Desenvolvimento individual não é uma corrida a ser vencida

Existem bebês que sentam aos 4 meses. Os que andam perto dos 2 anos. Os que leem aos 3 anos, os que falam aos 4 anos. São vários os marcos do desenvolvimento que podem ser comparados. Existem tabelas com o tempo médio que cada criança leva para adquirir certas habilidades. Essas tabelas querem dizer  que algumas conseguem antes, outras depois, mas a média é aquela. Não é uma forma de estabelecer o tempo exato.

Alguns cuidadores colocam as crianças como competidores com outras crianças: "o filho do vizinho desfraldou com 1 ano, o nosso ainda não".
Existem os que colocam irmãos em comparação: "sua irmã obedece o que eu digo, você não."
Existem os que fazem as crianças apostarem corrida com a própria vida, apressando passos: a criança precisa aprender a ler, contar, saber um terceiro idioma para ter a vida adulta facilitada.

Talvez você diga que as crianças precisam aprender a competir. É normal competir, é preciso saber ganhar e saber perder.
Mas o nosso papel como cuidadores é de ensinar as crianças a cooperar.

É fácil explicar a diferença na postura entre incentivar a competição e incentivar a cooperação. Se outra criança sabe algo que a sua não sabe e deseja aprender, que as duas possam tentar arranjar um meio de aprenderem juntas. Se seu bebê andou antes de outro bebê, converse com a outra família sobre cada um ter o próprio tempo.

Talvez você diga que é necessário ver nossas crianças como melhores do que as crianças alheias. Eu penso que nós devemos ver nossas crianças como o melhor que elas podem ser.

Nosso papel é ver o melhor na criança. É dar espaço e incentivo para que ela se desenvolva em plenitude, explorando suas próprias potencialidades. Quer dizer que se a criança tem sua vida respeitada, vai adquirir a habilidade necessária. O desenvolvimento individual não aposta corrida.

Acredito que toda família já passou por uma situação na qual seus filhos foram comparados. Quando a criança está "adiantada", sentimo-nos felizes. Quando está "atrasada", vem a frustração.
Colocar os nossos sentimentos (como cuidadores) em coisas e situações exteriores (no caso, o desenvolvimento da criança), é desperdício de energia.

Você não se sentirá mais feliz quando a criança aprender a dormir sozinha. Não deve se frustrar se a criança desfraldar depois do que a tabela diz que é normal. O hábito de desejar e exigir coisas e situações que são exteriores a nós causa desapontamento, tristeza e frustração.

Além disso, quando buscamos comparações, é como se estivéssemos insatisfeitos com o que temos. Quando comparamos uma criança e ela se sai melhor do que a outra, a nossa felicidade ou orgulho passam a seguinte mensagem: enquanto você for o melhor, eu estarei feliz e orgulhosa. É um peso para os cuidadores (que precisam "vencer" a comparação para sentirem orgulho e felicidade), para a criança "vencedora" (que adquire o medo de "perder" e desapontar a família), quanto para a "perdedora", que se sentirá inferior (pois os próprios cuidadores podem sentir frustração).

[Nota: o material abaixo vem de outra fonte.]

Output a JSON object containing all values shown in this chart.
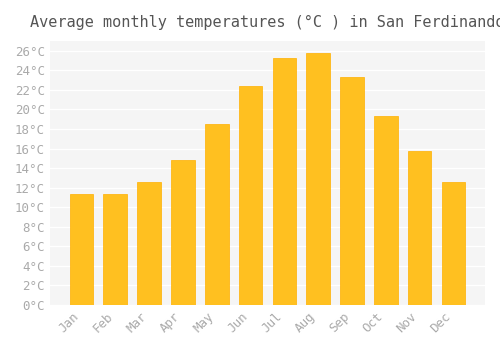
{
  "title": "Average monthly temperatures (°C ) in San Ferdinando",
  "months": [
    "Jan",
    "Feb",
    "Mar",
    "Apr",
    "May",
    "Jun",
    "Jul",
    "Aug",
    "Sep",
    "Oct",
    "Nov",
    "Dec"
  ],
  "temperatures": [
    11.4,
    11.4,
    12.6,
    14.8,
    18.5,
    22.4,
    25.3,
    25.8,
    23.3,
    19.3,
    15.7,
    12.6
  ],
  "bar_color": "#FFC020",
  "bar_edge_color": "#FFB000",
  "background_color": "#FFFFFF",
  "plot_bg_color": "#F5F5F5",
  "grid_color": "#FFFFFF",
  "tick_label_color": "#AAAAAA",
  "title_color": "#555555",
  "ylim": [
    0,
    27
  ],
  "yticks": [
    0,
    2,
    4,
    6,
    8,
    10,
    12,
    14,
    16,
    18,
    20,
    22,
    24,
    26
  ],
  "title_fontsize": 11,
  "tick_fontsize": 9
}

Eu acredito na impermanência das coisas e situações. Assim como não há felicidade em todos os momentos, também não há infelicidade que dure para sempre. Não existe quem sempre vença e nem quem sempre perca. Eu não estou dizendo que você não deve se orgulhar da criança. O problema está em se orgulhar na comparação, não no que a criança é por ela mesma.

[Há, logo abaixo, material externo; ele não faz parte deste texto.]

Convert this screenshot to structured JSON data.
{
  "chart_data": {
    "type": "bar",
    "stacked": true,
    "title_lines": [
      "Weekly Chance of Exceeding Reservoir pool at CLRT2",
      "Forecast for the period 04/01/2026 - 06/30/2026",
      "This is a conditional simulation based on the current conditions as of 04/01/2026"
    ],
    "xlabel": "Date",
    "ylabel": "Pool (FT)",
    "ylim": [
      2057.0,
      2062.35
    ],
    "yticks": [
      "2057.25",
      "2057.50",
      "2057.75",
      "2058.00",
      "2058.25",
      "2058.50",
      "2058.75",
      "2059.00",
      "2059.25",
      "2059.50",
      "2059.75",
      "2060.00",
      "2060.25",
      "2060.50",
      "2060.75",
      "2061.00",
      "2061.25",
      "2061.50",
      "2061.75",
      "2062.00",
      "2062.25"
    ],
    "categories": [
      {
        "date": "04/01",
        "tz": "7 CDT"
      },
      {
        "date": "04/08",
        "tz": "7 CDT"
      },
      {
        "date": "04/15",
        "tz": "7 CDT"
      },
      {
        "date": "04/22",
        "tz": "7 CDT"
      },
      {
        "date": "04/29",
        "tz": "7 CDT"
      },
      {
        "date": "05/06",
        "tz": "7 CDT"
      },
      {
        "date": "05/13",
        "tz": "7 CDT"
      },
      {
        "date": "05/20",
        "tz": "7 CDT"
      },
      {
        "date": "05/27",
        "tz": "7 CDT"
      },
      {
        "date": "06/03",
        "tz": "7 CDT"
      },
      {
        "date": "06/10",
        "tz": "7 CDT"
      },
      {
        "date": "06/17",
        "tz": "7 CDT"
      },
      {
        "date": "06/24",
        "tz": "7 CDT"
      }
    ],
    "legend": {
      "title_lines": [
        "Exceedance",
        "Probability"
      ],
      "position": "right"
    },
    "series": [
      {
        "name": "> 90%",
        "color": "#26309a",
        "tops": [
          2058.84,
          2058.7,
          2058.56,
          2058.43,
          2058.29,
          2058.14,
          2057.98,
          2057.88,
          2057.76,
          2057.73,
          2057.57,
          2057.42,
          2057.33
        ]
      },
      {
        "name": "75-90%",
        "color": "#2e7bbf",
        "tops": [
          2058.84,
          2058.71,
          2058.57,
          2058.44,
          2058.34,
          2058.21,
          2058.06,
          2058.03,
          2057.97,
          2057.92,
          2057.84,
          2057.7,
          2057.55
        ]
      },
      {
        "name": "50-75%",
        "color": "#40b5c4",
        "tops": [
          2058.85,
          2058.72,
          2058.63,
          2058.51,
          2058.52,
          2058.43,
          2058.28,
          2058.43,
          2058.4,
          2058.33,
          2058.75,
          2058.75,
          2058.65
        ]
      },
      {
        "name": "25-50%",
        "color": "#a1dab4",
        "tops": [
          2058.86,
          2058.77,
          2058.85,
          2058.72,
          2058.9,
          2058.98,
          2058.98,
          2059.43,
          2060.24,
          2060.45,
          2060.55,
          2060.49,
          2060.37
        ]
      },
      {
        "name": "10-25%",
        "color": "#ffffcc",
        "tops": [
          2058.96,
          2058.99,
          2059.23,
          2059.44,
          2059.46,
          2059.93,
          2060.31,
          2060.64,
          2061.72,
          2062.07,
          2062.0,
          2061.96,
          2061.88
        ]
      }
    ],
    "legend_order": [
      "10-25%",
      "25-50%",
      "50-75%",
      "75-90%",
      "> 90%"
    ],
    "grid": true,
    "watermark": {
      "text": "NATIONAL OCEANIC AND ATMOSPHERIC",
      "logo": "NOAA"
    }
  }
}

Eu não acredito em comparações. Não acho que minha filha se desenvolveu antes ou depois em qualquer aspecto. Ela se desenvolveu em seu próprio ritmo, com as influências do meio em que vive.

Eu acredito também em respeitar a vida da criança, dando suporte, auxílio, carinho e incentivo.

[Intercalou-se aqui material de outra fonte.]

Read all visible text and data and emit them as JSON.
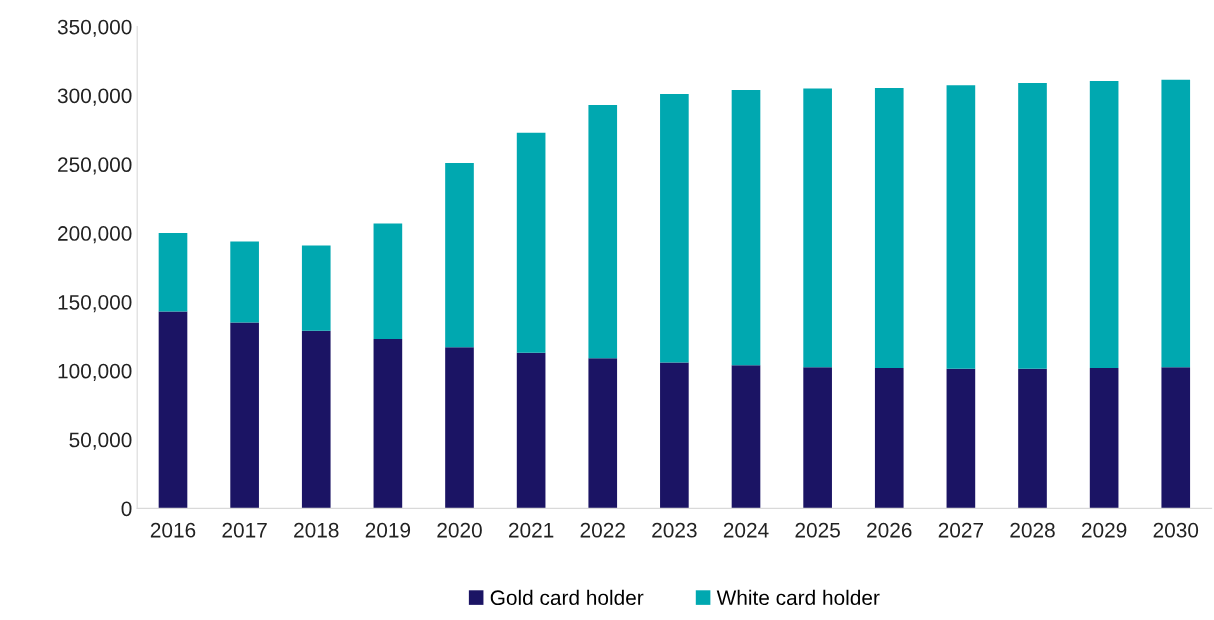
{
  "chart_data": {
    "type": "bar",
    "stacked": true,
    "categories": [
      "2016",
      "2017",
      "2018",
      "2019",
      "2020",
      "2021",
      "2022",
      "2023",
      "2024",
      "2025",
      "2026",
      "2027",
      "2028",
      "2029",
      "2030"
    ],
    "series": [
      {
        "name": "Gold card holder",
        "color": "#1b1464",
        "values": [
          143000,
          135000,
          129000,
          123000,
          117000,
          113000,
          109000,
          106000,
          104000,
          102500,
          102000,
          101500,
          101500,
          102000,
          102500
        ]
      },
      {
        "name": "White card holder",
        "color": "#00a8b0",
        "values": [
          57000,
          59000,
          62000,
          84000,
          134000,
          160000,
          184000,
          195000,
          200000,
          202500,
          203500,
          206000,
          207500,
          208500,
          209000
        ]
      }
    ],
    "ylim": [
      0,
      350000
    ],
    "yticks": [
      {
        "value": 0,
        "label": "0"
      },
      {
        "value": 50000,
        "label": "50,000"
      },
      {
        "value": 100000,
        "label": "100,000"
      },
      {
        "value": 150000,
        "label": "150,000"
      },
      {
        "value": 200000,
        "label": "200,000"
      },
      {
        "value": 250000,
        "label": "250,000"
      },
      {
        "value": 300000,
        "label": "300,000"
      },
      {
        "value": 350000,
        "label": "350,000"
      }
    ],
    "grid": false,
    "legend": "bottom"
  }
}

Se nos esforçarmos para que o ambiente seja repleto de liberdade (para a criança decidir o que quer), apoio (para que se sinta amada e amparada em tudo o que decidir e viver), e incentivada (para que ela goste de aprender), ela irá se desenvolver.

Devemos ver o melhor na criança. Não como se ela fosse perfeita, irretocável. Mas como um ser humano que está seguindo o próprio caminho, seja correndo ou caminhando.